Read the full article

Video: Remote ischaemic preconditioning: good for the short term

Effect of remote ischaemic preconditioning on renal protection in patients undergoing laparoscopic partial nephrectomy: a ‘blinded’ randomised controlled trial

Jiwei Huang, YongHui Chen, Baijun Dong, Wen Kong, Jin Zhang, Wei Xue, DongMing Liu and Yiran Huang

Department of Urology, Renji Hospital, School of Medicine, Shanghai Jiao Tong University, Shanghai, China

OBJECTIVE

• To evaluate whether remote ischaemic preconditioning (RIPC) reduces renal injury in patients undergoing laparoscopic partial nephrectomy (LPN).

PATIENTS AND METHODS

• In all, 82 patients undergoing LPN were randomly assigned to either the RIPC or control group, with 40 and 38 patients, respectively completing 6-months follow-up.

•  RIPC was conducted after induction of anaesthesia, which consisted of three 5-min cycles of right lower limb ischaemia and 5 min of reperfusion during each cycle.

•  The primary outcome was the absolute change in glomerular filtration rate (GFR) of the affected kidney by renal scintigraphy from baseline to 6 months.

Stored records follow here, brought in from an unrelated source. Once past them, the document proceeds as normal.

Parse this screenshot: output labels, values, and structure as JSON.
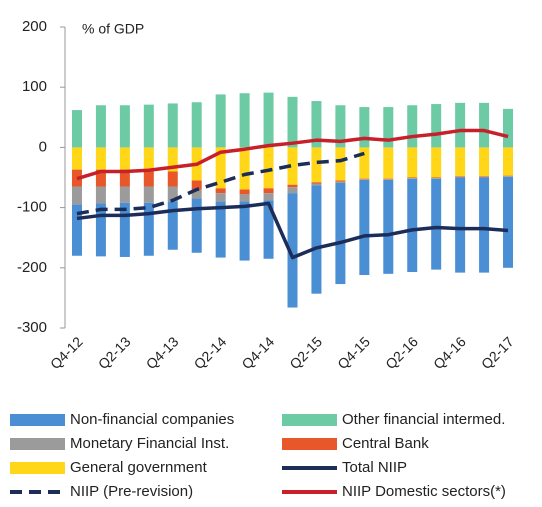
{
  "chart_data": {
    "type": "bar",
    "y_label": "% of GDP",
    "categories": [
      "Q4-12",
      null,
      "Q2-13",
      null,
      "Q4-13",
      null,
      "Q2-14",
      null,
      "Q4-14",
      null,
      "Q2-15",
      null,
      "Q4-15",
      null,
      "Q2-16",
      null,
      "Q4-16",
      null,
      "Q2-17"
    ],
    "ylim": [
      -300,
      200
    ],
    "yticks": [
      -300,
      -200,
      -100,
      0,
      100,
      200
    ],
    "series": [
      {
        "name": "Non-financial companies",
        "type": "bar",
        "color": "#4a8fd4",
        "values": [
          -85,
          -88,
          -90,
          -88,
          -80,
          -90,
          -93,
          -98,
          -97,
          -190,
          -180,
          -168,
          -158,
          -156,
          -155,
          -151,
          -158,
          -158,
          -151
        ]
      },
      {
        "name": "Other financial intermed.",
        "type": "bar",
        "color": "#6ccaa4",
        "values": [
          62,
          70,
          70,
          71,
          73,
          75,
          88,
          90,
          91,
          84,
          77,
          70,
          67,
          67,
          70,
          72,
          74,
          74,
          64
        ]
      },
      {
        "name": "Monetary Financial Inst.",
        "type": "bar",
        "color": "#9b9b9b",
        "values": [
          -30,
          -28,
          -27,
          -27,
          -25,
          -15,
          -14,
          -12,
          -12,
          -10,
          -3,
          -2,
          -1,
          -1,
          -1,
          -1,
          -1,
          -1,
          -1
        ]
      },
      {
        "name": "Central Bank",
        "type": "bar",
        "color": "#e8572a",
        "values": [
          -28,
          -28,
          -28,
          -28,
          -25,
          -15,
          -8,
          -8,
          -8,
          -4,
          -2,
          -2,
          -1,
          -1,
          -1,
          -1,
          -1,
          -1,
          -1
        ]
      },
      {
        "name": "General government",
        "type": "bar",
        "color": "#ffd618",
        "values": [
          -37,
          -37,
          -37,
          -37,
          -40,
          -55,
          -68,
          -70,
          -68,
          -62,
          -58,
          -55,
          -52,
          -52,
          -50,
          -50,
          -48,
          -48,
          -47
        ]
      },
      {
        "name": "Total NIIP",
        "type": "line",
        "color": "#1c2d5a",
        "values": [
          -118,
          -113,
          -113,
          -110,
          -105,
          -102,
          -100,
          -98,
          -93,
          -183,
          -167,
          -158,
          -147,
          -145,
          -137,
          -133,
          -135,
          -135,
          -138
        ]
      },
      {
        "name": "NIIP (Pre-revision)",
        "type": "line",
        "dashed": true,
        "color": "#1c2d5a",
        "values": [
          -110,
          -103,
          -103,
          -100,
          -88,
          -70,
          -58,
          -45,
          -38,
          -30,
          -25,
          -22,
          -10,
          null,
          null,
          null,
          null,
          null,
          null
        ]
      },
      {
        "name": "NIIP Domestic sectors(*)",
        "type": "line",
        "color": "#c8202a",
        "values": [
          -52,
          -40,
          -40,
          -38,
          -33,
          -28,
          -8,
          -3,
          3,
          7,
          12,
          10,
          15,
          12,
          18,
          22,
          28,
          28,
          18
        ]
      }
    ]
  }
}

•  The secondary outcomes included urinary retinol-binding protein (RBP) levels measured at 24 and 48 h, serum creatinine, and estimated GFR (eGFR) at 1 and 6 months, and changes in GFR by renal scintigraphy.

RESULTS

•  There were no differences in the change of GFR of the affected kidney at 6 months, while it was significantly decreased by 15.0% in the control group vs 8.8% in the RIPC group at 1 month (P = 0.034).

•  The urinary RBP levels increased 8.4-fold at 24 h in the control group compared with a lower increase of 3.9-fold in the RIPC group (P < 0.001).

•  There were no differences in the serum creatinine level or eGFR at 1 and 6 months between the two groups.

CONCLUSIONS

•  In patients undergoing LPN, RIPC using transient lower limb ischaemia may reduce renal impairment in the short term, but failed in the longer term despite a non-significant trend in favour of RIPC.

•  These novel data support the need for a larger study of RIPC during LPN surgery.